RAFAEL MATESANZ. FUNDADOR DE LA ORGANIZACIÓN NACIONAL DE TRASPLANTES
OPINIÓN

Conocer a mi donante

Una noticia procedente como casi siempre de USA refería como Anna Ricks, una mujer de Carolina del Norte que perdió a su hijo Greg el pasado año, tenía la ocasión de oír el latido del corazón donado tras el fallecimiento en el pecho de un paciente trasplantado, Greg Robbins. Las imágenes de la Sra. Ricks auscultando emocionada al Sr. Robbins y oyendo así el corazón de su hijo han dado la vuelta al mundo e inundado las redes sociales.

Con ello ha salido a la luz el viejo dilema de si los receptores de trasplantes pueden o deben saber quién fue su donante y contactar o no con los familiares del mismo. Dos culturas opuestas: la norteamericana sin problemas para que ello suceda y con frecuentes casos emotivos en los medios de comunicación, y la europea en general en que el conocimiento del donante de órganos, tejidos o médula, está legalmente prohibido y aunque no es excepcional que se produzca, no se puede o se debe difundir públicamente.

La ley que rige los principios de la donación y el trasplante en España data de 1979, luego desarrollada a lo largo de sus 38 años de vigencia por varios decretos que han ido regulando este importante tema. Es una buena ley que nadie ha planteado seriamente cambiar en todo este tiempo, y en ella se establece claramente la garantía del anonimato del donante. No conozco los entresijos que llevaron a tomar esta decisión porque la ONT echó a andar 10 años después, en 1989, tras la desidia administrativa de sucesivos gobiernos.
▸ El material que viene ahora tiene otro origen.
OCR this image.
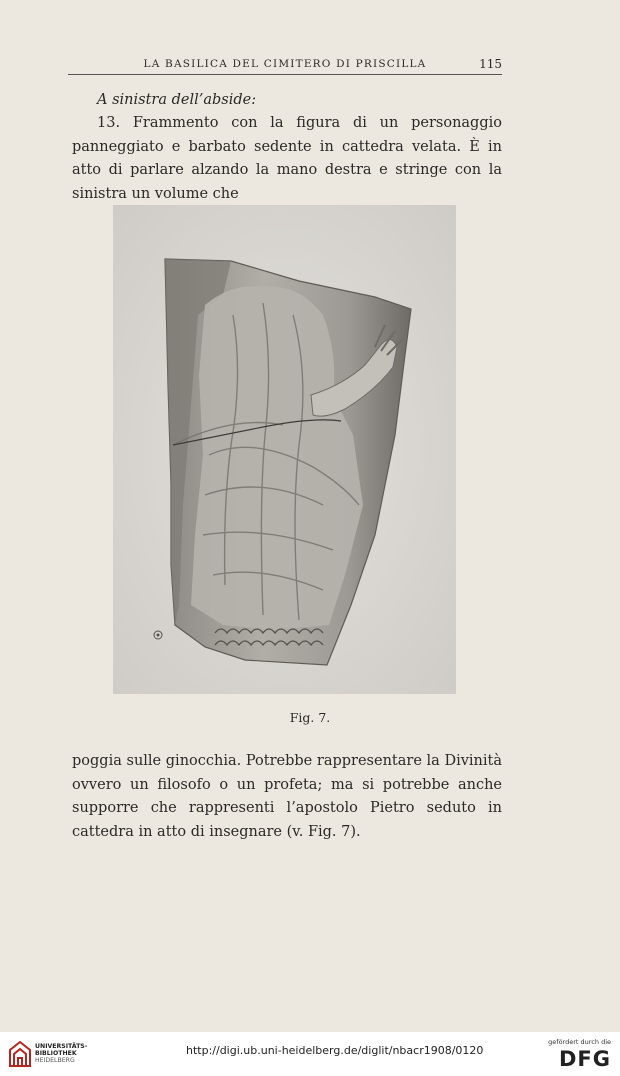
LA BASILICA DEL CIMITERO DI PRISCILLA	115
A sinistra dell’abside:

13. Frammento con la figura di un personaggio panneggiato e barbato sedente in cattedra velata. È in atto di parlare alzando la mano destra e stringe con la sinistra un volume che

Fig. 7.

poggia sulle ginocchia. Potrebbe rappresentare la Divinità ovvero un filosofo o un profeta; ma si potrebbe anche supporre che rappresenti l’apostolo Pietro seduto in cattedra in atto di insegnare (v. Fig. 7).

UNIVERSITÄTS-
BIBLIOTHEK
HEIDELBERG
http://digi.ub.uni-heidelberg.de/diglit/nbacr1908/0120
gefördert durch die
DFG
Probablemente recogió la tradición de lo que ya se hacía en los hospitales españoles y la ley francesa de 1976 inspiró en gran medida la nuestra.

Tan entusiastas fueron los legisladores en este asunto o tan poco repasaron los textos finales que el principio del anonimato afecta tanto a la donación de persona fallecida como al donante vivo en general, con lo que tomada al pie de la letra (cosa que obviamente no se hace por mera reducción ad absurdum), prohibiría que alguien que donara un riñón, un fragmento de hígado o una médula a su hijo o su hermano le conociera y lo mismo entre cualquier tipo de donación entre vivos si exceptuamos el caso del “buen samaritano” en que por definición se dona a un desconocido o en la donación cruzada en que el riñón se intercambia con una pareja desconocida con el obligado control judicial del proceso.

En un caso tan mediático como éste, los españoles entrevistados declaran mayoritariamente que ellos también querrían conocer a su donante, y es lógico y humano que así sea. Sin embargo, mantener el anonimato no solo es un imperativo legal en la mayoría de los países, sino que yo diría que entra dentro del sentido común y hasta de la higiene mental. En los inicios de los trasplantes renales desde los sesenta a los ochenta en que los intercambios de órganos eran limitados, la familia del donante y las de los receptores con frecuencia se acababan encontrando en la sala de espera del mismo hospital.  No tenía sentido establecer controles seudopoliciales para evitar filtraciones, aunque es deber del médico no facilitarlas de ningún modo.

Al principio de los encuentros todo suele ir bien. La familia del donante encuentra un consuelo y las de los receptores están lógicamente agradecidas. Pero no es infrecuente, y tuve ocasión de comprobarlo en su día, que pasado algún tiempo estas relaciones se tornen viciadas, a veces con chantaje emocional o no tan emocional hasta convertirse en una pesadilla. Obviamente no tiene por qué ser siempre así, pero es curioso que en estas emotivas “historias americanas” nunca sepamos qué ocurre a largo plazo: son noticias sin seguimiento como tantas otras.

Igual que los otros pilares de nuestro modelo como el altruismo o la no discriminación dentro de un sistema público y universal, el anonimato ha funcionado a la perfección y no parece haber motivo alguno para cambiarlo. Aunque se pierdan historias emotivas.